Google Summer of Code is a global program that offers post-secondary student developers ages 18 and older stipends, financed by Google, to write code for various open source software projects. Students can apply to take part in projects proposed by mentoring organizations – you can see our proposed projects below. Accepted student applicants are paired with a mentor or mentors from the participating projects. To learn more about the program, use the links under Further Information at the bottom of the page.
GPU-Based Neural Simulator
Modeling of various chemical and electrical phenomena observed in neuronal systems became a well-established methodology in neuroscience. Analysis of models, in combination with experimental studies, provides fast and inexpensive tool for testing biological hypotheses.
Some of the most popular modeling formalisms are widely used and already implemented in open source simulation packages. An example is the Hodgkin-Huxley formalism that can reproduce experimentally obtained measurements of single neuron dynamics, including details of membrane ion channels, synaptic channels, and realistic reconstruction of neuron morphology.
Parallelism of computations is an inherent property of neuronal systems. Executing neuronal simulations on a standard CPUs, using a sequential program code, leads to loss of this intrinsic parallelism, which leads to simulated models being slower than their corresponding biological systems.
Modern Graphics Processing Units (GPUs) are powerful parallel processing platforms. In recent years GPU devices have demonstrated clear potential as a platform for computationally intensive scientific simulations.
The aim of this project is to employ parallel processing capabilities of new generation GPU devices using OpenCL software framework for modeling biological neuronal systems based on Hodgkin-Huxley formalism.
Skills: Good knowledge of C/C++, experience with CUDA/OpenCL a plus,…
Aims: GPU based implementation of neuronal networks using OpenCL software framework.
Mentors: Stanislav Stankovic and Marja-Leena Linne, Tampere University of Technology, INCF Node Finland
A simulator-independent API for multi-compartmental neuronal modelling
Computational neuroscience has produced a diversity of software for simulations of networks of spiking neurons, with both negative and positive consequences. On the one hand, each simulator uses its own programming or configuration language, leading to considerable difficulty in porting models from one simulator to another. This impedes communication between investigators and makes it harder to reproduce and build on the work of others. On the other hand, simulation results can be cross-checked between different simulators, giving greater confidence in their correctness, and each simulator has different optimizations, so the most appropriate simulator can be chosen for a given modelling task. The PyNN meta-simulator (http://neuralensemble.org/PyNN) provides a common programming interface to multiple simulators, which aims to reduce or eliminate the problems of simulator diversity while retaining the benefits.

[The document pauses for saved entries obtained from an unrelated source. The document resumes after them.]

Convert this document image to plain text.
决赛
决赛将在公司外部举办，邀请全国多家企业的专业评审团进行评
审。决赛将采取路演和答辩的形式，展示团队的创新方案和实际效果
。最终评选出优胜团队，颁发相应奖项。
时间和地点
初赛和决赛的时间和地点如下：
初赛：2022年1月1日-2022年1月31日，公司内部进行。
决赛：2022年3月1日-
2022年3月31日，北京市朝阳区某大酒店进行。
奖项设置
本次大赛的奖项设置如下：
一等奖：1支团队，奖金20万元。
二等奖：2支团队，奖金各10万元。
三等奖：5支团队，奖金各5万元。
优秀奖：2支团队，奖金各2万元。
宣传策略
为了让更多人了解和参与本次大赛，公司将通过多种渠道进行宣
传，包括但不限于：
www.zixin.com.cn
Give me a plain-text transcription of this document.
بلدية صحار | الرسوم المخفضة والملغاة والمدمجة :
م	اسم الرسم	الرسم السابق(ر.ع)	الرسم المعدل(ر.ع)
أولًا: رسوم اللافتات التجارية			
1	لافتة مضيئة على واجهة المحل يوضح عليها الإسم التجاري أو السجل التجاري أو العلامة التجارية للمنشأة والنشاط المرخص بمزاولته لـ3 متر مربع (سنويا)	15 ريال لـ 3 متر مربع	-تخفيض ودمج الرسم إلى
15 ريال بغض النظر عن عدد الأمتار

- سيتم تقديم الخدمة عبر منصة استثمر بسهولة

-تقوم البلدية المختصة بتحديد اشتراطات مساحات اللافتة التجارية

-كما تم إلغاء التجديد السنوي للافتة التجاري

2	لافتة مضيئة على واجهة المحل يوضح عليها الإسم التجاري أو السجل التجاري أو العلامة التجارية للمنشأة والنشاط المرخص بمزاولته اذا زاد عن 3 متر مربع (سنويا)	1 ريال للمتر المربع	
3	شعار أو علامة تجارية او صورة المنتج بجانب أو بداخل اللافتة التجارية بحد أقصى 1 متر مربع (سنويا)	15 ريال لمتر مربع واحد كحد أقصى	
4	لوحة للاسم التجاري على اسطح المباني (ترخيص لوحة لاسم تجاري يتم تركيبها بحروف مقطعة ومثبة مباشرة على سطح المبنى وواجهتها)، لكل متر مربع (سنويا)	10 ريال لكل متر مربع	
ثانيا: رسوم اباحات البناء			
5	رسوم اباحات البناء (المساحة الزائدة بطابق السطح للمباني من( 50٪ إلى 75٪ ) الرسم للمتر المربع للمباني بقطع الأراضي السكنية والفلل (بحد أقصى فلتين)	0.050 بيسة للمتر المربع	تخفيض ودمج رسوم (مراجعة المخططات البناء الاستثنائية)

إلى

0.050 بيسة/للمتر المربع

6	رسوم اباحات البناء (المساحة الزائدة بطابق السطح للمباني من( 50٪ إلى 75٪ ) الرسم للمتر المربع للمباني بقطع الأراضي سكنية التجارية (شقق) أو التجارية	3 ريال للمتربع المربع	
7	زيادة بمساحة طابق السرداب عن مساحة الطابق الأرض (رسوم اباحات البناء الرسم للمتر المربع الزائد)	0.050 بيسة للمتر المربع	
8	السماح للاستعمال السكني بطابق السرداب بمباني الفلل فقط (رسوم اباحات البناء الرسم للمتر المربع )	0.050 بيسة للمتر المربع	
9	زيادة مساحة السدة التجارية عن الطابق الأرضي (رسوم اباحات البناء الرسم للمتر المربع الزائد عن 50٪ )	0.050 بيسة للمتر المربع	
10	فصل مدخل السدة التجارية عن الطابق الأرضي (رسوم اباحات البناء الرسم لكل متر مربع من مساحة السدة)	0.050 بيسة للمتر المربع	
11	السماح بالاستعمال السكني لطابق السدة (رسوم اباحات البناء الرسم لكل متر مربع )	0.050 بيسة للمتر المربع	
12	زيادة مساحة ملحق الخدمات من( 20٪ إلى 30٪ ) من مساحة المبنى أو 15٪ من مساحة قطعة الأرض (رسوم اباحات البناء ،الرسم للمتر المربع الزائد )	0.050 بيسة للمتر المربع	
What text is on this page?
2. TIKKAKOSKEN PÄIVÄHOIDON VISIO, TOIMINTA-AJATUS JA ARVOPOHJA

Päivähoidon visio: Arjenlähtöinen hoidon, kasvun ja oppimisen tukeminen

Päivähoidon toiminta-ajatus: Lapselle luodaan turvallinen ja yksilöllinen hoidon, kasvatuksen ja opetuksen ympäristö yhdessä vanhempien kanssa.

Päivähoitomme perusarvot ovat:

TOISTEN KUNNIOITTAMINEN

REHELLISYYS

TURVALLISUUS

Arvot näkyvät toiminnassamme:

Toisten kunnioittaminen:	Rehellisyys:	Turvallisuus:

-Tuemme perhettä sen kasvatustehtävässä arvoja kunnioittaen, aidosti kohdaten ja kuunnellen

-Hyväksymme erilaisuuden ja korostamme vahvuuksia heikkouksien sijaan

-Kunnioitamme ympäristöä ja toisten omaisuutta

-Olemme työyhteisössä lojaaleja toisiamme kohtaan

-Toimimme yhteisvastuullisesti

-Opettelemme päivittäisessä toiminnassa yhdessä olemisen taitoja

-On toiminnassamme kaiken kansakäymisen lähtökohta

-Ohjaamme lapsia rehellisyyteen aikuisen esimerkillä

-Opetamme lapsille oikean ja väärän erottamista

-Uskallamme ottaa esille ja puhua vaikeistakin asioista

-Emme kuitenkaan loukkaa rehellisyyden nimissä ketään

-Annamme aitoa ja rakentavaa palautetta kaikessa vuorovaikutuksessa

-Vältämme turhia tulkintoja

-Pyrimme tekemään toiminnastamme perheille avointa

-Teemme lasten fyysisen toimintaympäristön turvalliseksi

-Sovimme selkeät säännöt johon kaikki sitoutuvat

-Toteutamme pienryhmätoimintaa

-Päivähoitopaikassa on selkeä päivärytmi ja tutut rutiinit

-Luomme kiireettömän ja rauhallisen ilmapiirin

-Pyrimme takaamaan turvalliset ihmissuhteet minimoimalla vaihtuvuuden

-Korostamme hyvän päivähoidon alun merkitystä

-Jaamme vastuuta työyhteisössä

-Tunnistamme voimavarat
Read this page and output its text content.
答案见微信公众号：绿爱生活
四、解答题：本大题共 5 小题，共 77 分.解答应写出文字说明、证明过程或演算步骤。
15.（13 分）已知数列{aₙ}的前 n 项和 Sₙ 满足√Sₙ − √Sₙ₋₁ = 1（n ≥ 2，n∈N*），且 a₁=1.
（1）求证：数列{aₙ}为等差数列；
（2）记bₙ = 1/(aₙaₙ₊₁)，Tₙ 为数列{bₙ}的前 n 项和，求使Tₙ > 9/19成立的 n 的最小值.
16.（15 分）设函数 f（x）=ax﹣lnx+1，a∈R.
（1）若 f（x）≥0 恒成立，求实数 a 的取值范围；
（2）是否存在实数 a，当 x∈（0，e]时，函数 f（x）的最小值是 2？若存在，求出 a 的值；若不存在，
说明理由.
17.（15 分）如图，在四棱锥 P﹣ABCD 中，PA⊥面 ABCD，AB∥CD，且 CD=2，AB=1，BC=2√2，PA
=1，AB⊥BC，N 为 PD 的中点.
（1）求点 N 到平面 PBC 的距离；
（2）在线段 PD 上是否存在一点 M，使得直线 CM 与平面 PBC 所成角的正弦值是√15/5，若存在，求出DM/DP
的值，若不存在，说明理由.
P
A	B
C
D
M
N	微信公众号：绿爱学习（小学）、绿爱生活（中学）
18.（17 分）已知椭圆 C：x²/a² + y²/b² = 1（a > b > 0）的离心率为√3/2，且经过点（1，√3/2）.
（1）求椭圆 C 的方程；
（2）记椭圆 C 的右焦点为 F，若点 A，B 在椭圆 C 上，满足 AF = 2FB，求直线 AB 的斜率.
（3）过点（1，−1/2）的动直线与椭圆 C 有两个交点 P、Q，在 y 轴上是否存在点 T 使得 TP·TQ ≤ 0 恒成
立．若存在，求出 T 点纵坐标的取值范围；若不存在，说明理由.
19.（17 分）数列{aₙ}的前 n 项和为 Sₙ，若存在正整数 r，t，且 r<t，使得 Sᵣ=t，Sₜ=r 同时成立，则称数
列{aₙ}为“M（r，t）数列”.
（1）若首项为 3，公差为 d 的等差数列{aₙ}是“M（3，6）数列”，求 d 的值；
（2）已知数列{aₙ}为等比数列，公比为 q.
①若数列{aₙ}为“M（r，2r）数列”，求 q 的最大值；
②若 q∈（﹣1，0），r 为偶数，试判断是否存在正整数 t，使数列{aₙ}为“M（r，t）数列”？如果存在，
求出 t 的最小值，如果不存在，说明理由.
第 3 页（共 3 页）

PyNN currently supports networks of point-neurons, such as the integrate-and-fire model. However, a large number of studies use networks of morphologically-detailed neurons. These studies would benefit from the ability to run simulations on multiple simulators to enable cross-checking and simplify porting models from one simulator to another.
Skills
A working knowledge of Python and XML.
Aims
Implement support for multi-compartmental modelling in PyNN, including the ability to read and write NeuroML descriptions of ion channels and cell morphologies.
Mentored by Andrew Davison (French INCF Node) (and maybe NeuroML developers such as Sharon Crook/Padraig Gleeson).
An automated electronic lab notebook for reproducible computational research
In computational, simulation-based science, reproduction of previous experiments, and establishing the provenance of results, ought to be easy, given that computers are deterministic, not suffering from the problems of inter-subject and trial-to-trial variability that make reproduction of biological experiments more challenging.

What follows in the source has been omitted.